Straight Outta Brooklyn – Hipsters eye Pound Ridge as a compelling next move
Stop by The Kitchen Table in Scotts Corners, and you’ll undoubtedly meet a recent import from Brooklyn Heights or Williamsburg, drawn to the popular café by the best cup of coffee in town. “Brooklynites pride themselves on being adventurous,” says pre-school teacher Erin Joslyn, who together with her husband, Greg, a media-company executive, bought a 1920s farmhouse on Stone Hill Road when he was doing a reverse commute from Brooklyn to Greenwich. “They like to discover the ‘undiscovered’—everything from interesting food to quirky neighborhoods. Pound Ridge fits into this category, in my opinion.”
While the lack of a train station in town can be a deterrent for some commuters, many newcomers are drawn specifically because of the privacy and the emphasis on land conservation.
“We were looking for a down-to-earth community with lots of nature, good schools, good home values, and friendly people,” says Sarah Douglis, a consultant who moved to town this past summer with her husband, Marc Yaggi, the executive director of Waterkeeper Alliance. “Pound Ridge has a more rustic and natural vibe than traditional suburbs, so it is more compelling to lay roots in such a beautiful community.”
While a lot of young professionals are drawn to Brooklyn to escape the anonymity of Manhattan and to get engaged in their community, when they’re ready to move out of the city, Pound Ridge offers a similar appeal. “In Brooklyn, we were part of a neighborhood where everyone looked out for one another, and that was comforting to us,” explains Julia Johnson, who recently purchased a landmark house in the historic
hamlet along with her husband, Henry, who grew up in town. “Pound Ridge, for us, embodies this same sense of community.” Douglis agrees, “We really felt at home when we visited Pound Ridge, and the warmth of the people was a big draw.
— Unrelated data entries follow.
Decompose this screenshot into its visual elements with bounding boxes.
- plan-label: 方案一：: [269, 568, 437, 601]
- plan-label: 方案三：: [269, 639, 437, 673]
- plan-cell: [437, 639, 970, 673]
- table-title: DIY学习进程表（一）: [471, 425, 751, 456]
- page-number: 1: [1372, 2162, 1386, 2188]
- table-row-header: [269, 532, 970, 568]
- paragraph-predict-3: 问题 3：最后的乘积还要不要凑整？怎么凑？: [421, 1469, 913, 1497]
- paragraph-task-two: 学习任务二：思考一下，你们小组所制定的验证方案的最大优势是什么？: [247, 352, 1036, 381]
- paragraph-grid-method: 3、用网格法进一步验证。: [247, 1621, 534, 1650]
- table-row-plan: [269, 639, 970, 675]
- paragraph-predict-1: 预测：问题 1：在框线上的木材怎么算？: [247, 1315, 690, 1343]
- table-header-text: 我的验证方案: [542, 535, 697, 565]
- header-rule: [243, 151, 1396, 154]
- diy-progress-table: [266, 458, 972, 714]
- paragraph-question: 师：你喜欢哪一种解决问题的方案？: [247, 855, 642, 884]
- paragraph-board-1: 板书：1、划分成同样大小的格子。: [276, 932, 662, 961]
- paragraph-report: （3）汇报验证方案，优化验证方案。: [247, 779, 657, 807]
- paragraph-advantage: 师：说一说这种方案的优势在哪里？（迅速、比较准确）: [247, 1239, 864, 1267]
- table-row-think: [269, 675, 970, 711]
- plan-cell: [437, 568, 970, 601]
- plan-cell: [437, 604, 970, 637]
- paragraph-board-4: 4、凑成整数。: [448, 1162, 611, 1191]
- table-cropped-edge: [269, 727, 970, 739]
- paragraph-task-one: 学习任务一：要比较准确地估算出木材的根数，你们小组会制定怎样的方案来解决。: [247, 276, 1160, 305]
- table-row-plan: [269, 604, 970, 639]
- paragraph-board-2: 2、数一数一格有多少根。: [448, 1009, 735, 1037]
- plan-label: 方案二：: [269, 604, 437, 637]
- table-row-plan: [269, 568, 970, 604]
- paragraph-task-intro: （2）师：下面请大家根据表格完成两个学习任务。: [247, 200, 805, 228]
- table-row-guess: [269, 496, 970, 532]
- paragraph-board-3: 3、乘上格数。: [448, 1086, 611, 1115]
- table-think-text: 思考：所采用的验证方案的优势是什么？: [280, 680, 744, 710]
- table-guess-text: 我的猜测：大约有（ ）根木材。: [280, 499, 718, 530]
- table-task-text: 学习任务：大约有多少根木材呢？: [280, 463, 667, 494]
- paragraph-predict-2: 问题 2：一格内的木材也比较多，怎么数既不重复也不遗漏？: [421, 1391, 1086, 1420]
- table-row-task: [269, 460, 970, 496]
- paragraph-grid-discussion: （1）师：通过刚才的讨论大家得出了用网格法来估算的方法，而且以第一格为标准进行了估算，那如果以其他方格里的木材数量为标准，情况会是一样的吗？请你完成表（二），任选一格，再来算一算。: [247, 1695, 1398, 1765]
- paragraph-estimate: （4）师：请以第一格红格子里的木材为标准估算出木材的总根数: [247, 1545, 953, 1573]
Other communities lacked that warmth.”
“Fifty to sixty years ago, people came up from the city because you could build modern architecture here,” says Ebie Wood, president of the Pound Ridge Historical Society. “They were seeking free expression. The Mad Men, the artists, the Broadway actors, they all came here.”
Just as the mid-century creative types found they could commune with an eclectic mix of neighbors, recent Brooklyn transplants are drawn to the broad array of grassroots community activities, ranging from antiques fairs and the car show to the fine art and harvest festivals. “Brooklynites like a sense of community and feeling a little away, being around nice parks, nature, and maybe a bit of an artsy scene,” says Sonia Bain, who moved to town with her husband and two sons in 2014.
The fact that big-box stores are eschewed in favor of small businesses is a big attraction, as well. “To me, independent businesses are what give a town its character,” says Johnson. “I have a feeling I’ll be visiting Plum Plums cheese shop more often than I’d like to admit.” Fellow turophile Douglis concurs, “We are cheese lovers and very quickly developed an affinity for Plum Plums while we were house hunting.”
With great coffee and cheese, cold-pressed juices, two wine stores, and an indie bookshop as a promising foundation, the newcomers are enthusiastic about the potential for more. “I think the new businesses are a great addition to the town and necessary to keep Brooklyn transplants hooked on living here. Brooklynites are attracted to country living, but they need the stimulation of a thriving Main Street to survive. The renovations in Scotts Corners should help with that,” notes Joslyn, referring to the long-awaited renaissance of the Trinity Corners Shopping Center, soon to be rechristened “Pound Ridge Square.”
Those 20th-century groundbreakers who brought a modern sensibility to Pound Ridge built contemporary homes that blurred the line between indoors and out, encouraging their owners to explore the world in new ways. Jami Greenberg, a music agent and producer, and her husband, Matthew, traded in a three-bedroom coop in Brooklyn Heights earlier this year to embrace that same lifestyle. “I had pictured myself moving into a farmhouse or colonial, but the home we ended up in is quite the opposite. We purchased a mid-century modern built in 1969. It’s very dramatic against the soft forest landscape. It feels like a penthouse, but we’re on four acres in the middle of the woods, and we couldn’t be happier.”